Best practices for heavy API usage?

rpw199912j · April 27, 2022, 7:03pm

Hi,

I am intending to screen through 1004 chemical systems containing aluminum (e.g., Al-Li-Zn, Al-Mg-Cu…), and then retrieve the ElasticityDocs for all the qhull_entries within each chemical system. I am planning to carry out this search with the new mp-api package.

I’ve sent a request to [email protected], but have not heard back yet.

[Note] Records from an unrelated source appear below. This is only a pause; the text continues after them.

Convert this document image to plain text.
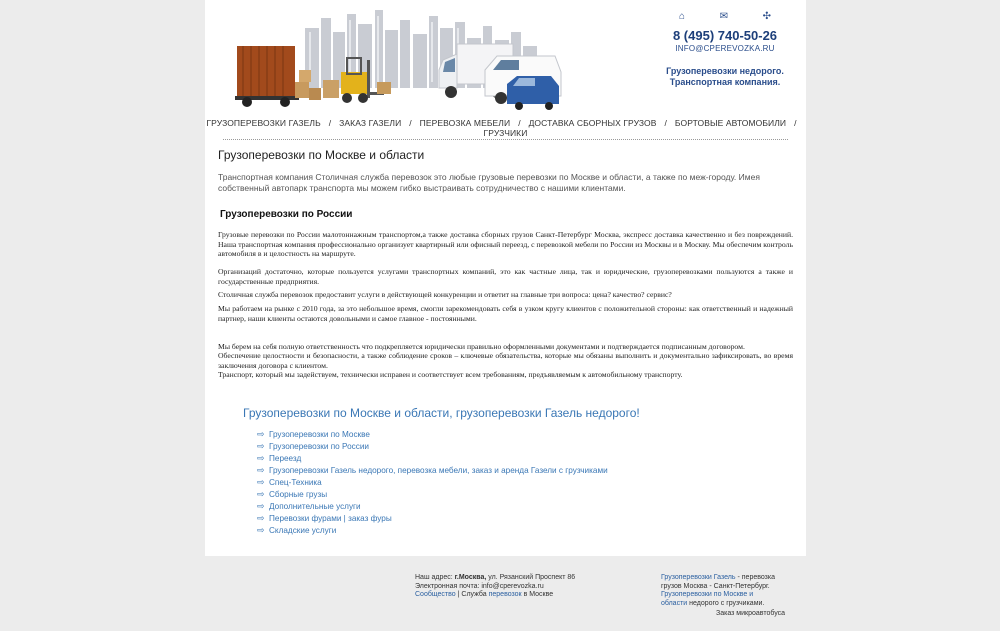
⌂	✉	✣
8 (495) 740-50-26
INFO@CPEREVOZKA.RU
Грузоперевозки недорого.
Транспортная компания.
ГРУЗОПЕРЕВОЗКИ ГАЗЕЛЬ / ЗАКАЗ ГАЗЕЛИ / ПЕРЕВОЗКА МЕБЕЛИ / ДОСТАВКА СБОРНЫХ ГРУЗОВ / БОРТОВЫЕ АВТОМОБИЛИ /ГРУЗЧИКИ
Грузоперевозки по Москве и области

Транспортная компания Столичная служба перевозок это любые грузовые перевозки по Москве и области, а также по меж-городу. Имея собственный автопарк транспорта мы можем гибко выстраивать сотрудничество с нашими клиентами.

Грузоперевозки по России

Грузовые перевозки по России малотоннажным транспортом,а также доставка сборных грузов Санкт-Петербург Москва, экспресс доставка качественно и без повреждений. Наша транспортная компания профессионально организует квартирный или офисный переезд, с перевозкой мебели по России из Москвы и в Москву. Мы обеспечим контроль автомобиля в и целостность на маршруте.

Организаций достаточно, которые пользуется услугами транспортных компаний, это как частные лица, так и юридические, грузоперевозками пользуются а также и государственные предприятия.

Столичная служба перевозок предоставит услуги в действующей конкуренции и ответит на главные три вопроса: цена? качество? сервис?

Мы работаем на рынке с 2010 года, за это небольшое время, смогли зарекомендовать себя в узком кругу клиентов с положительной стороны: как ответственный и надежный партнер, наши клиенты остаются довольными и самое главное - постоянными.

Мы берем на себя полную ответственность что подкрепляется юридически правильно оформленными документами и подтверждается подписанным договором.

Обеспечение целостности и безопасности, а также соблюдение сроков – ключевые обязательства, которые мы обязаны выполнить и документально зафиксировать, во время заключения договора с клиентом.

Транспорт, который мы задействуем, технически исправен и соответствует всем требованиям, предъявляемым к автомобильному транспорту.

Грузоперевозки по Москве и области, грузоперевозки Газель недорого!
⇨ Грузоперевозки по Москве
⇨ Грузоперевозки по России
⇨ Переезд
⇨ Грузоперевозки Газель недорого, перевозка мебели, заказ и аренда Газели с грузчиками
⇨ Спец-Техника
⇨ Сборные грузы
⇨ Дополнительные услуги
⇨ Перевозки фурами | заказ фуры
⇨ Складские услуги
Наш адрес: г.Москва, ул. Рязанский Проспект 86
Электронная почта: info@cperevozka.ru
Сообщество | Служба перевозок в Москве
Грузоперевозки Газель - перевозка грузов Москва - Санкт-Петербург.
Грузоперевозки по Москве и области недорого с грузчиками.
Заказ микроавтобуса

Here is a code snippet that I intend to use. Could you please tell me the best practices and time to carry out this search? (e.g., pause time between each API call; aggregate search instead of for-loops; should I carry out the search during midnight? …)

import time
from mp_api import MPRester
from mp_api.core.client import MPRestError
from pymatgen.analysis.phase_diagram import PhaseDiagram

# read the API key from a txt file
with open("api_key.txt") as f:
    API_KEY = f.read()


def query_one_chemsys(chemsys: str) -> dict:
    """Helper function to carry out the query for one chemsys"""
    chemsys_lst = sorted(chemsys.split("-"))
    # get all ComputedStructureEntry within the given chemsys
    with MPRester(api_key=API_KEY) as mpr:
        phase_diagram_entries = mpr.get_entries_in_chemsys(chemsys_lst)

    # check if no entries has been returned
    if len(phase_diagram_entries) == 0:
        raise MPRestError("No valid entries")

    phase_diagram = PhaseDiagram(entries=phase_diagram_entries)
    # check if the dimensionality of the retrieved phase diagram matches the input chemsys
    if phase_diagram.dim != len(chemsys_lst):
        raise MPRestError("Entries dimensionality mismatch")

    # get the most stable phase entries
    most_stable_entries = phase_diagram.qhull_entries

    # get the mp-id for each entry in most_stable_entries
    mp_ids = [entry.entry_id for entry in most_stable_entries]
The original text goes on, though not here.